1). Notification Storage by APNs. Holding Notifications: The APNs (Apple Push Notification service) will hold the notification for a limited period if the device is offline or unavailable. (Time-to-Live (TTL): When sending a notification, the sender can specify a TTL value, which indicates how long APNs should attempt to deliver the notification.) If the device doesn’t come online within this period, the notification is discarded.
2) Delivery of Notifications Once Device is Online. Reconnecting to APNs: When the iPhone is turned back on and reconnects to the internet, it will re-establish its connection with APNs. If the notification is still within its TTL, APNs will attempt to deliver it to the device.
3)Handling Multiple Notifications: Coalescing Notifications: If there are multiple notifications sent while the device was offline, APNs may coalesce them to reduce load. This means only the latest notification from each app might be delivered, depending on the app’s notification settings.
Q: For twilio SMS notification server, it the receiver’s phone is tuned off, what happen to the to be delivered messages?
Answer: When a Twilio SMS is sent to a phone that is turned off or out of network coverage, the delivery of the message is managed by the Short Message Service Center (SMSC) of the recipient’s mobile carrier.
The carrier’s SMSC attempts to deliver the message to the recipient’s phone. If the phone is off or out of network, the SMSC cannot deliver the message immediately. The SMSC will typically store the message for a certain period, known as the “validity period”(ranges from a few hours to several days). During the validity period, the SMSC will periodically retry sending the SMS to the recipient’s phone. Twilio’s system will be waiting for a delivery report from the carrier. It does not directly control the retry attempts. If the validity period expires and the phone has not become available, the message is typically discarded by the carrier.
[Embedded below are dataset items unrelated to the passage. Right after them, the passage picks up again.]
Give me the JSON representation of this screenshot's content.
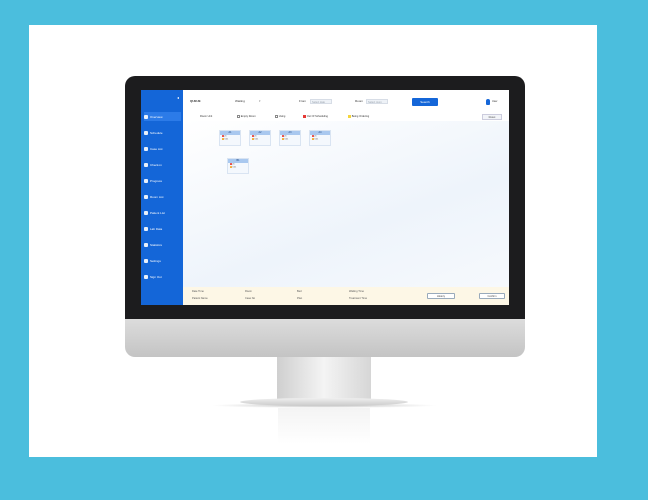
{
  "sidebar": {
    "items": [
      {
        "label": "Overview",
        "icon": "home-icon"
      },
      {
        "label": "Schedule",
        "icon": "calendar-icon"
      },
      {
        "label": "Case List",
        "icon": "list-icon"
      },
      {
        "label": "Check-in",
        "icon": "checkin-icon"
      },
      {
        "label": "Progress",
        "icon": "progress-icon"
      },
      {
        "label": "Room List",
        "icon": "room-icon"
      },
      {
        "label": "Patient List",
        "icon": "patient-icon"
      },
      {
        "label": "Lab Data",
        "icon": "lab-icon"
      },
      {
        "label": "Statistics",
        "icon": "stats-icon"
      },
      {
        "label": "Settings",
        "icon": "gear-icon"
      },
      {
        "label": "Sign Out",
        "icon": "logout-icon"
      }
    ]
  },
  "topbar": {
    "title": "QUEUE",
    "status_label": "Waiting",
    "from_label": "From",
    "from_placeholder": "Select date",
    "room_label": "Room",
    "room_placeholder": "Select room",
    "search_button": "Search",
    "user_label": "User"
  },
  "filters": {
    "room_label": "Room Unit",
    "legend": [
      {
        "label": "Empty Room",
        "color": "#ffffff"
      },
      {
        "label": "Using",
        "color": "#ffffff"
      },
      {
        "label": "Out Of Scheduling",
        "color": "#e53935"
      },
      {
        "label": "Being Ordering",
        "color": "#f5d53b"
      }
    ],
    "reset_button": "Reset"
  },
  "main": {
    "rows": [
      {
        "label": "",
        "tiles": [
          {
            "name": "A1",
            "lines": [
              "21",
              "C61"
            ]
          },
          {
            "name": "A2",
            "lines": [
              "21",
              "C61"
            ]
          },
          {
            "name": "A3",
            "lines": [
              "21",
              "C61"
            ]
          },
          {
            "name": "A4",
            "lines": [
              "21",
              "C61"
            ]
          }
        ]
      },
      {
        "label": "",
        "tiles": [
          {
            "name": "B1",
            "lines": [
              "21",
              "C61"
            ]
          }
        ]
      }
    ]
  },
  "bottombar": {
    "col1": [
      "Date Time",
      "Patient Name"
    ],
    "col2": [
      "Room",
      "Case No"
    ],
    "col3": [
      "Bed",
      "Plan"
    ],
    "col4": [
      "Waiting Time",
      "Treatment Time"
    ],
    "left_button": "History",
    "right_button": "Confirm"
  },
  "colors": {
    "frame": "#4bbedd",
    "accent": "#1466d8",
    "footer": "#fdf7e6"
  }
}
Throughout this process, the status of the message can be tracked through Twilio’s platform. The sender can see if the message is queued, sent, delivered, or failed.
It’s important to note that SMS delivery, especially in cases where the recipient’s phone is off, is subject to the recipient’s carrier policies and is not guaranteed.
Q: How would you secure the messaging system?
Answer: (1) Encryption: Encrypt sensitive data both in transit (using TLS) and at rest.
(2) Authentication and Authorization: Implement strong authentication and authorization mechanisms for securing APIs.
(3) Regular Audits: Conduct regular security audits and vulnerability assessments.
(4) Compliance: Ensure compliance with relevant data protection regulations like GDPR or HIPAA.
(5) Rate Limiting and Throttling: Implement rate limiting to prevent abuse and DDoS attacks.
Q: How would you monitor and ensure the high availability of the system?
Answer:
(1) Monitoring and Logging: Implement comprehensive monitoring and logging to track system health, performance metrics, and to detect issues.
(2) Health Checks and Alerts: Set up health checks for all services and configure alerts for any service disruptions or degradations.
(3) Redundancy: Design the system with redundancy, having multiple instances of critical components in different availability zones or data centers.
(4) Failover Mechanisms: Implement automated failover mechanisms to switch to backup systems in case of a failure.
(5) Load Testing: Regularly perform load testing to understand how the system behaves under peak loads and adjust configurations accordingly.
Q:How would you implement logging and monitoring in this system? What metrics would you monitor?
Answer: Logging and monitoring can be implemented by:
- Centralized Logging: Use a centralized logging system to collect logs from all components of the system.
- Real-Time Monitoring Tools: Employ monitoring tools to track system health, performance metrics, and user activities.
- Alerts and Notifications: Set up alerts for anomalies, such as spikes in error rates or performance degradation.
- Key Metrics: Monitor metrics like throughput (messages sent per second), delivery rates, error rates, response times, and system resource utilization (CPU, memory, disk I/O).